Most AI coding sessions die when the context window fills up. The model starts forgetting earlier instructions. Output quality drops. You’ve hit the “dumb zone.”

Ralph avoids this entirely. Each iteration starts with a fresh context. The AI reads a task list, picks the next task, implements it, verifies it, commits, and exits. The next iteration starts clean.

State lives in text files and git commits. Not in the context window.

This is how you scale AI coding from “help me write a function” to “build me an app.”

Where Ralph Shines

Automated Testing

  • Prototyping and MVPs. Idea to working app, fast
  • Automated testing. Writing E2E and unit tests that would take you hours
  • Migrations. Moving an entire codebase to a new framework version
  • Repetitive tasks. Bulk refactoring, boilerplate, file restructuring

Where It Struggles

  • Pixel-perfect design. Nuanced UX and interaction flows
  • Novel architecture. Truly unique systems with no patterns to follow
  • Security-critical code. Where edge cases absolutely cannot exist

The Important Bit

Your role changes. You stop being the one who writes every line and start being the one who plans, delegates, and reviews.
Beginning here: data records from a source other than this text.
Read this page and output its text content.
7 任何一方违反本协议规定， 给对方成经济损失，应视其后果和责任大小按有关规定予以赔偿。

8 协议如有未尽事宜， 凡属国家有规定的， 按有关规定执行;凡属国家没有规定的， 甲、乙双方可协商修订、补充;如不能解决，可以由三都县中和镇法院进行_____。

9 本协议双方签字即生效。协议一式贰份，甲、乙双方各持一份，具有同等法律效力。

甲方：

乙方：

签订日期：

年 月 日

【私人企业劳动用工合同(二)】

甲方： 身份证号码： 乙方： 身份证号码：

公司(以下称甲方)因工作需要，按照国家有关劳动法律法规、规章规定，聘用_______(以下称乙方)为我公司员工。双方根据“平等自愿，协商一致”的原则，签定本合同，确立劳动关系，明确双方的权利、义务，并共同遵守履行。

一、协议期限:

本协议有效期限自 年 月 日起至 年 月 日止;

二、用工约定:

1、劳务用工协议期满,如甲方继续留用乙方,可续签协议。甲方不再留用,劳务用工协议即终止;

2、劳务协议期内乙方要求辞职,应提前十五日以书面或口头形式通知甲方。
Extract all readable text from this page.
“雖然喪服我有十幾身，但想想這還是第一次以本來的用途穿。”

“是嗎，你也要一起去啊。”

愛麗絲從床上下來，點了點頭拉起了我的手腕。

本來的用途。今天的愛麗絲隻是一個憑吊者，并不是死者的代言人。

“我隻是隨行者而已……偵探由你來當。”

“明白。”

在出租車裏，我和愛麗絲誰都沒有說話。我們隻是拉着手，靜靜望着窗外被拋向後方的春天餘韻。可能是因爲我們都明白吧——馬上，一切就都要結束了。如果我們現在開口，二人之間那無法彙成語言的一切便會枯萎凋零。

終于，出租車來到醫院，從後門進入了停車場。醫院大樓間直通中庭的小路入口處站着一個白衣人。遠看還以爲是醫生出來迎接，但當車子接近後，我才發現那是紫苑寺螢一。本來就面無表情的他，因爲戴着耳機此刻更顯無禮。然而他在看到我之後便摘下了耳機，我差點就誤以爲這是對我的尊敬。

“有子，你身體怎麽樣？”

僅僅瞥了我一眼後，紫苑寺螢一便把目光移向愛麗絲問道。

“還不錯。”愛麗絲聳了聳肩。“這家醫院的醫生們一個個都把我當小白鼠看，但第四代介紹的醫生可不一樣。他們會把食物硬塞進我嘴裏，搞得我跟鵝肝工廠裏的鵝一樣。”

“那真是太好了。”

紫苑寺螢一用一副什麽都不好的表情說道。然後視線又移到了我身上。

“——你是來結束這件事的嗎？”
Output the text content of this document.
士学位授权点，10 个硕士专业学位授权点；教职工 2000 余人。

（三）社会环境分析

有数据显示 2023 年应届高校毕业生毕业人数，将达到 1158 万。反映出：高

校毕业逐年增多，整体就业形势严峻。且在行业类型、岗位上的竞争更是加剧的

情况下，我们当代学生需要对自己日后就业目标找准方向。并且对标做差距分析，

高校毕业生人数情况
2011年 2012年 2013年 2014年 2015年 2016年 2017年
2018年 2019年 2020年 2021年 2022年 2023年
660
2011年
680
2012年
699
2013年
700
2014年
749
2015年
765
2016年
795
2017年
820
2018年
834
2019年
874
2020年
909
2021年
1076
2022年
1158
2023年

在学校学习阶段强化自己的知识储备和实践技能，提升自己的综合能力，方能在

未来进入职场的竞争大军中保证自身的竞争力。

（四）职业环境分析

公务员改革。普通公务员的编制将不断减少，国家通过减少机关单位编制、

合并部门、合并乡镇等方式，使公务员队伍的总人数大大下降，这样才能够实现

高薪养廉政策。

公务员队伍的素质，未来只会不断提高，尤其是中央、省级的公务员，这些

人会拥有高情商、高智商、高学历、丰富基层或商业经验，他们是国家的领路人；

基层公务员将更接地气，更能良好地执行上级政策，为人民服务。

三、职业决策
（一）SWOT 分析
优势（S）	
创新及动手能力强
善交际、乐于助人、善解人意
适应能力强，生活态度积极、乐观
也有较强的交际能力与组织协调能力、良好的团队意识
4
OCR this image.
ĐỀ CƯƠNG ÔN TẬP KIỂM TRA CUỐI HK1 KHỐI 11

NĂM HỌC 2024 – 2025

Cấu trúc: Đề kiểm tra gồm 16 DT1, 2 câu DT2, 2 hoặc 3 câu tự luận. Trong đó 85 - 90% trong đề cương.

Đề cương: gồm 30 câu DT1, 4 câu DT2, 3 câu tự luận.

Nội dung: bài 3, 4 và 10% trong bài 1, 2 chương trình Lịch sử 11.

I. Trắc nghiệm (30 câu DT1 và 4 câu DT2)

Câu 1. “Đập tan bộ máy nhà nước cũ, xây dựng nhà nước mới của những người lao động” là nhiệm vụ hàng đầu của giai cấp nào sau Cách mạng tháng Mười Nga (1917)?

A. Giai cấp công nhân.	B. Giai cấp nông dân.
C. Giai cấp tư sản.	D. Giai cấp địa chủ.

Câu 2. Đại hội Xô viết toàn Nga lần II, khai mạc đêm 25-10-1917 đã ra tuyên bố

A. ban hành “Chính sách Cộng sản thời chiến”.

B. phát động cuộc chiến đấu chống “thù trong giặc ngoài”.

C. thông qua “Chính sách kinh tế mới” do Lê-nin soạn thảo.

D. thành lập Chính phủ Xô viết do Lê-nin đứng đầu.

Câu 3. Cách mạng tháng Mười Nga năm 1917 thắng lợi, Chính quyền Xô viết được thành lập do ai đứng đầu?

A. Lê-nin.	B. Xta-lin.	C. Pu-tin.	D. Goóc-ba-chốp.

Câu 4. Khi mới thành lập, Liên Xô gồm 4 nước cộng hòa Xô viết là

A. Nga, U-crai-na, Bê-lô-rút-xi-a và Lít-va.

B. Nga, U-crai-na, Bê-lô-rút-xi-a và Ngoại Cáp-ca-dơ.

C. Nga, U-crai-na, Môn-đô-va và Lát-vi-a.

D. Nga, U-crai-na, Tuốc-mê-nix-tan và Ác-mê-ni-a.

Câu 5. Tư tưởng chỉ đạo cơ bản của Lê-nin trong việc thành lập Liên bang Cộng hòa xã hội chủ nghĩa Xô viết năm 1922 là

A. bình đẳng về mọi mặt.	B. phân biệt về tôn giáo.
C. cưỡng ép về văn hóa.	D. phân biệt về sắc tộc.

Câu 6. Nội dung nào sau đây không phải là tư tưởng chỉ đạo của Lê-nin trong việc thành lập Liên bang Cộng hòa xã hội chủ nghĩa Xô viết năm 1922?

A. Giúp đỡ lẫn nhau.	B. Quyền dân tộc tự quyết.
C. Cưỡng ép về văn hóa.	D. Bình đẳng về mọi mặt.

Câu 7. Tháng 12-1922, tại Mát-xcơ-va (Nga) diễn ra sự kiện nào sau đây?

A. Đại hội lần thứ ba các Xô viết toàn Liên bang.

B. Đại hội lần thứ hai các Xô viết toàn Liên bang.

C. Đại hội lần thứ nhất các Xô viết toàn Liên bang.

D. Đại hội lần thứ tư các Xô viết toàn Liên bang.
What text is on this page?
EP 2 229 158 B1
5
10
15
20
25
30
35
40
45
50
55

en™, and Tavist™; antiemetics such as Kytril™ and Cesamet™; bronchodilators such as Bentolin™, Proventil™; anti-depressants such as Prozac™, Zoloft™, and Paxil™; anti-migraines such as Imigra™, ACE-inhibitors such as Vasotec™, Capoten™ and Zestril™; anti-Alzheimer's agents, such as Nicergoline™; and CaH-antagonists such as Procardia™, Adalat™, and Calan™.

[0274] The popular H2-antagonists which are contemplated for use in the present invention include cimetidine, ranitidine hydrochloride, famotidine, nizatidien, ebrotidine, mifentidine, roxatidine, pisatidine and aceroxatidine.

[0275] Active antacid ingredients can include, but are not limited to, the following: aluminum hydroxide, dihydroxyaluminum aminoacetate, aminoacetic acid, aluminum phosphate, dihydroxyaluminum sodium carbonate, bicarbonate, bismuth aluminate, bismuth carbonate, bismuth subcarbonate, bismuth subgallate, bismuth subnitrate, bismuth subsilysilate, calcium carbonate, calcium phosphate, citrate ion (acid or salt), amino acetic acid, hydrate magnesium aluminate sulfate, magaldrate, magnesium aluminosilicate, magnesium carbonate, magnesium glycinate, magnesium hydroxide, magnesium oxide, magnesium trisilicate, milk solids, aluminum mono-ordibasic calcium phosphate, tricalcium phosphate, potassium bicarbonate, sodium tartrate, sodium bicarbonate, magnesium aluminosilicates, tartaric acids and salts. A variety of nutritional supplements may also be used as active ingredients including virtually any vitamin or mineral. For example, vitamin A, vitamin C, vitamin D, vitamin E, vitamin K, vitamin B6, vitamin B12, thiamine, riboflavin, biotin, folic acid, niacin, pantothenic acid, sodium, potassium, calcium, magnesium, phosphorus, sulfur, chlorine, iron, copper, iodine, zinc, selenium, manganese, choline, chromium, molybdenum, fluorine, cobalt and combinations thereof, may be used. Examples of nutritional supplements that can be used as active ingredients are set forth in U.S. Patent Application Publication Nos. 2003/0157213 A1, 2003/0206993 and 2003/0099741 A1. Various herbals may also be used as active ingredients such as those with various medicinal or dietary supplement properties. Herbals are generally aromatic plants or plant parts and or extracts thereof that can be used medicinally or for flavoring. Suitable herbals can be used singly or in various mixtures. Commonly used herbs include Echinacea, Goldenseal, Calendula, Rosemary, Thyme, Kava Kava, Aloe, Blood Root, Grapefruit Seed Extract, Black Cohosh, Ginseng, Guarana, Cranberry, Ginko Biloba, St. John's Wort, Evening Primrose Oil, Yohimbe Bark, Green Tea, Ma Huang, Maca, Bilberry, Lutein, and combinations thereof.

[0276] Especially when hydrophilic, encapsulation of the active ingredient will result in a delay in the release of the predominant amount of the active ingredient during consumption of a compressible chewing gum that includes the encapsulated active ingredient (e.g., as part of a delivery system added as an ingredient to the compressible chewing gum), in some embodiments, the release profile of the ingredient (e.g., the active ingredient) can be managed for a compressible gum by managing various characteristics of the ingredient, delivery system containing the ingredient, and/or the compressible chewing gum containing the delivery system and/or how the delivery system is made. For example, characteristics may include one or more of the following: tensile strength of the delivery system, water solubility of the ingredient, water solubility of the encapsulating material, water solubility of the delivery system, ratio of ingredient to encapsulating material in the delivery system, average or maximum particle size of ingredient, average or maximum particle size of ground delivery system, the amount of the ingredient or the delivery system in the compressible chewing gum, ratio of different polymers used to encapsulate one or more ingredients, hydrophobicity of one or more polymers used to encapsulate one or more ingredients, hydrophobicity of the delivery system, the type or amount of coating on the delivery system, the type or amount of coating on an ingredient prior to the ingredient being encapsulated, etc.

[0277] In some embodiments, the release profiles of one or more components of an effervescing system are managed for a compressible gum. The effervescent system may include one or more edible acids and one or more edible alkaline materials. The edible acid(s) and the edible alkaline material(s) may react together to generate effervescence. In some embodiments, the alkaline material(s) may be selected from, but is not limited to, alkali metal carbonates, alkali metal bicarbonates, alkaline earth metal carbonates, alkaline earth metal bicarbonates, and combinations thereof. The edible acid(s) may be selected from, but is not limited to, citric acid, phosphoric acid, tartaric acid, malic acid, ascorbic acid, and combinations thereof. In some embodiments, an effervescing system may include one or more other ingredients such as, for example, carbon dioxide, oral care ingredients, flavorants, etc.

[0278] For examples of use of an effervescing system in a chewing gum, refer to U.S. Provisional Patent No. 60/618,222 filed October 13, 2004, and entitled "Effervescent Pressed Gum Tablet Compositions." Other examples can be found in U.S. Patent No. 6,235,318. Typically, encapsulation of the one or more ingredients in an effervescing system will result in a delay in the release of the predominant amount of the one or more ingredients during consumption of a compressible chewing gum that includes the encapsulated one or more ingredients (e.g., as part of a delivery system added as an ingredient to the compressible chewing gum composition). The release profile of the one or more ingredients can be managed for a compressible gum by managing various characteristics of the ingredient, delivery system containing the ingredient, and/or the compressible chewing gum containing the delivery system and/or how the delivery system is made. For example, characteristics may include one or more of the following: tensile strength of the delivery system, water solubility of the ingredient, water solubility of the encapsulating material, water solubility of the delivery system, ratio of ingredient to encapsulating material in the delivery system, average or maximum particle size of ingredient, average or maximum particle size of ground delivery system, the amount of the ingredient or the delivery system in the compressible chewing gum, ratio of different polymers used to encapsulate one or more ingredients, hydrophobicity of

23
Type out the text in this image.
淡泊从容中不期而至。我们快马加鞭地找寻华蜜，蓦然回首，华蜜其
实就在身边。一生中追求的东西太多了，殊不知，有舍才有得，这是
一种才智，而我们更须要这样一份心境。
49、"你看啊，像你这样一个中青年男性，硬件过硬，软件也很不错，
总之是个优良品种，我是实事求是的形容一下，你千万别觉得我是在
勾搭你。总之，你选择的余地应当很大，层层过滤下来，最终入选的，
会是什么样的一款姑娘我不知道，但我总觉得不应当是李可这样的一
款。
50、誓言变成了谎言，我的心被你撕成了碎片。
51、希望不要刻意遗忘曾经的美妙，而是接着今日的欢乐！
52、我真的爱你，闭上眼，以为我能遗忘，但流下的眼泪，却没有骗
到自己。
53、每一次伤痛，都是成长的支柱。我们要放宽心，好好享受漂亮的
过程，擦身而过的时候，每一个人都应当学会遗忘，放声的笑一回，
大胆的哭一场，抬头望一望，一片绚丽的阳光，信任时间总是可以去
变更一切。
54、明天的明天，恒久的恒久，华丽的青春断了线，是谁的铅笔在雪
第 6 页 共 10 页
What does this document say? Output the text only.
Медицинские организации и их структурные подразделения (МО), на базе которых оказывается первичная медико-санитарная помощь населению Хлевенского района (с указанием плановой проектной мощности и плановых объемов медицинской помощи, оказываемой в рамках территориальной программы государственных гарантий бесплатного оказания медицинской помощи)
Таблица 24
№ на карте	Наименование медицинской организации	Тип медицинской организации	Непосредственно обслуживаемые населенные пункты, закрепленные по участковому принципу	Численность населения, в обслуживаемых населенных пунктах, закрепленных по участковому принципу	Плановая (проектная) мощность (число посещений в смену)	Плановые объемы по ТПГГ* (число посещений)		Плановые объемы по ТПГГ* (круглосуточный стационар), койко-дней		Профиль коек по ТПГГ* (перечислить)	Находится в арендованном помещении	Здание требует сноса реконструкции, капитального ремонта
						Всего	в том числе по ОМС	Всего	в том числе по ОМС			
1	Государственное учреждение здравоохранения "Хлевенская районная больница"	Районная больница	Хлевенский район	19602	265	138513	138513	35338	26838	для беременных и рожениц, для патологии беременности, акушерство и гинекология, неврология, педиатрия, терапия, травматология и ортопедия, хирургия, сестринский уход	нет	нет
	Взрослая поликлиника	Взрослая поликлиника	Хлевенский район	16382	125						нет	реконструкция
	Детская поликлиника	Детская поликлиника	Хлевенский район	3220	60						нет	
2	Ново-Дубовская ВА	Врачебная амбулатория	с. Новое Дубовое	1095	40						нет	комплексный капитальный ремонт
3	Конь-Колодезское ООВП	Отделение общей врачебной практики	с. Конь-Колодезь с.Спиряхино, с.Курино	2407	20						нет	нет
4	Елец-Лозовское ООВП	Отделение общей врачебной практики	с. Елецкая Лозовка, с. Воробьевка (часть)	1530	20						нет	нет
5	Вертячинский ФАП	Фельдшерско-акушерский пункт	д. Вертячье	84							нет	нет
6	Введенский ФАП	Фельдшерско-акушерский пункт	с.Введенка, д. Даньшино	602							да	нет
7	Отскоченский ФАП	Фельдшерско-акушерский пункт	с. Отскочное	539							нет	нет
That means the most important skill in 2026 isn’t typing code faster. It’s describing what you want clearly: UI specs, flows, constraints, integrations. This is the key.

Ralph is just a loop. The real work is in the setup around it and getting requirements + passing criteria right. Figure those out, and the loop handles the rest. That’s exactly why I spent weeks putting this together.